US 11,798,530 B2
	Simultaneous acoustic event detection across multiple assistant devices
Matthew Sharifi, Kilchberg (CH); and Victor Carbune, Zurich (CH)
Assigned to GOOGLE LLC, Mountain View, CA (US)
Filed by Google LLC, Mountain View, CA (US)
Filed on Oct. 30, 2020, as Appl. No. 17/85,926.
Prior Publication US 2022/0139371 A1, May 5, 2022
Int. Cl. G10L 15/01 (2013.01); G01S 3/80 (2006.01); G10L 15/08 (2006.01); G10L 15/32 (2013.01); H04R 29/00 (2006.01)

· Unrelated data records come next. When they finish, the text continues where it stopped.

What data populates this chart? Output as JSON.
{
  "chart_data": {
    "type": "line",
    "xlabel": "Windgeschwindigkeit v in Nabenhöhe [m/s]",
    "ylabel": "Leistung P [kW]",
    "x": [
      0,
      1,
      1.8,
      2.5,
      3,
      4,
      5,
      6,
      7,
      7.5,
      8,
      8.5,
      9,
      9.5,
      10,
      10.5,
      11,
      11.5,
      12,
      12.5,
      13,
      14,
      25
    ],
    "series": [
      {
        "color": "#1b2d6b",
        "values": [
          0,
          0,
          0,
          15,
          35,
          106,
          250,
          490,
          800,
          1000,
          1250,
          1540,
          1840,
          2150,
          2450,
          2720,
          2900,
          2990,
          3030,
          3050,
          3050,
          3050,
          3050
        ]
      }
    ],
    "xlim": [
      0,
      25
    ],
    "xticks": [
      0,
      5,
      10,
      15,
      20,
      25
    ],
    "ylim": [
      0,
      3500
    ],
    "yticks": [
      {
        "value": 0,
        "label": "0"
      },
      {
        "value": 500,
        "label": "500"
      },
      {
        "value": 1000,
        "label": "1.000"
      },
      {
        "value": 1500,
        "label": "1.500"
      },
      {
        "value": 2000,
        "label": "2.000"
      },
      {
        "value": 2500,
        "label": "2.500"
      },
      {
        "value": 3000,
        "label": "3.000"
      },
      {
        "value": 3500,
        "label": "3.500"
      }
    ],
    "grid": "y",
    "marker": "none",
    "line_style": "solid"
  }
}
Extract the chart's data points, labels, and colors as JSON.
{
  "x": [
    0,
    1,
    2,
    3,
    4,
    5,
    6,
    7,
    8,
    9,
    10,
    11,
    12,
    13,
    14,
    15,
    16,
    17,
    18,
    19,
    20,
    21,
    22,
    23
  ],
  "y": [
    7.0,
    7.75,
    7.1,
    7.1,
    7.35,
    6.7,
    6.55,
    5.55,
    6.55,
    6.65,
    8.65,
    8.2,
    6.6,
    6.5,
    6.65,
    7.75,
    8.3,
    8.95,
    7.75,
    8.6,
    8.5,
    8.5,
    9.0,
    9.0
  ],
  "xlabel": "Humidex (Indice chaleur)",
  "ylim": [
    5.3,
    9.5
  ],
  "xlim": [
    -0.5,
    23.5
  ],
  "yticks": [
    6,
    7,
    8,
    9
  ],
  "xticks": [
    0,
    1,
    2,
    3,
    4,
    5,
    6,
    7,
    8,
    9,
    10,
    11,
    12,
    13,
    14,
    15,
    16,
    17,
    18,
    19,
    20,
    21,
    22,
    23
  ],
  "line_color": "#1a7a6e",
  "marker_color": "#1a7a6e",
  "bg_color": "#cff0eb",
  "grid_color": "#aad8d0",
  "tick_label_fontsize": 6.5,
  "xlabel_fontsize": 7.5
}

CPC G10L 15/01 (2013.01) [G01S 3/8006 (2013.01); G10L 15/08 (2013.01); G10L 15/32 (2013.01); H04R 29/006 (2013.01); G10L 2015/088 (2013.01)]

16 Claims

1. A method implemented by one or more processors, the method comprising:

detecting, via one or more microphones of an assistant device located in an ecosystem that includes a plurality of assistant devices, audio data that captures an acoustic event, wherein the acoustic event comprises one or more of: glass breaking, a dog barking, a cat meowing, a doorbell ringing, a smoke alarm sounding, a carbon monoxide detector sounding, a baby crying, or a door knocking;

processing, using an acoustic event detection model that is stored locally at the assistant device and that is trained to detect whether one or more particular acoustic events are captured in the audio data, the audio data that captures the acoustic event to generate one or more corresponding measures associated with the acoustic event, wherein the one or more corresponding measures associated with the acoustic event comprise one or more corresponding confidence levels associated with whether the audio data is predicted to capture one or more of the particular acoustic events;

detecting, via one or more additional microphones of an additional assistant device located in the ecosystem, additional audio data that also captures the acoustic event, the additional assistant device being in addition to the assistant device, and the additional assistant device being co-located in the ecosystem with the assistant device;

processing, using an additional acoustic event detection model that is stored locally at the additional assistant device and that is trained to detect whether one or more particular acoustic events are captured in the additional audio data, the additional audio data that captures the acoustic event to generate one or more corresponding additional measures associated with the acoustic event, wherein the one or more corresponding additional measures associated with the acoustic event comprise one or more corresponding additional confidence levels associated with whether the additional audio data is predicted to capture one or more of the particular acoustic events;

determining, based on comparing the one or more confidence levels to a threshold confidence level and based on comparing the one or more additional confidence levels to the threshold confidence level or an additional threshold confidence level, whether the acoustic event detected by at least both the assistant device and the additional assistant device corresponds to an occurrence of an actual acoustic event from among the one or more particular acoustic events; and

in response to determining that the acoustic event corresponds to the occurrence of the actual acoustic event, causing an action associated with the actual acoustic event to be performed.